Er ist der Erste, vor dem ich es mir erlaube, Schwäche zu zeigen, der Erste, neben meiner anderen Hälfte, die nicht mehr existiert...

Ich verdränge den Gedanken. Jetzt ist nicht die Zeit, alten Geschehnissen nachzutrauern. Wir müssen gerade mehr denn je zusammenhalten - und wo wäre ich bitte schön, wenn Lucien mich nicht gerettet hätte? Bestenfalls tot.

Die vertrauten vier Wände helfen mir, wieder zur Ruhe zu kommen. Zwar ist es nicht mein Zimmer, aber diese Gästeräume sind allesamt gleich aufgebaut und Luciens schwebende Flammenfackel vertreibt die Dunkelheit so weit, dass man nahezu den ganzen Raum überblicken kann, so, wie es in jeder anderen normalen Nacht möglich wäre.

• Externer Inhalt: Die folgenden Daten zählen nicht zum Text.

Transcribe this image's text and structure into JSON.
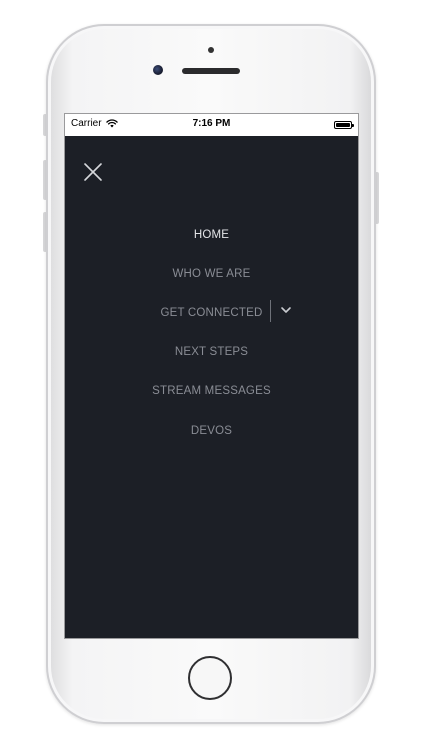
{
  "status_bar": {
    "carrier": "Carrier",
    "time": "7:16 PM",
    "icons": [
      "wifi-icon",
      "battery-icon"
    ]
  },
  "menu": {
    "close_icon": "close-icon",
    "items": [
      {
        "label": "HOME",
        "active": true
      },
      {
        "label": "WHO WE ARE",
        "active": false
      },
      {
        "label": "GET CONNECTED",
        "active": false,
        "expandable": true,
        "expand_icon": "chevron-down-icon"
      },
      {
        "label": "NEXT STEPS",
        "active": false
      },
      {
        "label": "STREAM MESSAGES",
        "active": false
      },
      {
        "label": "DEVOS",
        "active": false
      }
    ]
  },
  "colors": {
    "background": "#1c1f26",
    "active_text": "#e4e5e8",
    "inactive_text": "#8a8d95",
    "status_bar": "#ffffff"
  }
}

Innerhalb dieser wenigen Minuten ist auch die Tränenspur auf meinen Wangen eingetrocknet und hinterlässt ein träges Gefühl von Müdigkeit und Erschöpfung. Trotzdem vergrabe ich mein Gesicht noch immer an Luciens Brust und atme tief seinen beruhigenden Duft nach Asche und Glut ein.

Als er mich wieder runterlässt, befinden wir uns im Badezimmer, und er legt mich in die Badewanne hinein. "Ich dachte mir, du möchtest dich vielleicht hübsch machen, bevor wir auf dramatische Weise dein Hauptquartier von diesen Viechern säubern", erklärt er mit einem neckenden Schmunzeln und einem demonstrativen Blick auf meine eingenässte, stinkende Hose, als ich ihn fragend ansehe.

Er hat Recht, das weiß ich, und er sagt es auch nicht, um mich zu verspotten - es ist viel eher eine Einladung. Eine Einladung zu einem Wortgefecht als Ablenkung, um zumindest zu einem Stück zurück zur Realität zu finden. Und ich nehme dankend an.

Während ich die Augen zu schmalen Schlitzen zusammenkneife und ihn in den harten Unterarm zwicke, werfe ich ihm einen niederschmetternden Blick zu und recke das Kinn ein wenig höher.

Er grinst nur scheinheilig, lässt mich los, richtet sich auf und dreht sich um. Als er Anstalten macht, wegzugehen, hechte ich nach vorne und packe ihn an einem Zipfel seines Mantels. "Ich will jetzt nicht... allein sein", erläutere ich mein Verhalten mit erstickter Stimme.

Nicht nach diesen Ereignissen. Nicht nachdem ich alleine durch die Festung irren musste. Nicht nachdem ich nicht weiß, wo Cheri und Freedom sind, wie es ihnen geht, was passiert ist. Wer oder was diese Wesen sind. Wem sie unterstehen. Worauf sie es abgesehen haben. Danach werde ich noch fragen müssen. Später.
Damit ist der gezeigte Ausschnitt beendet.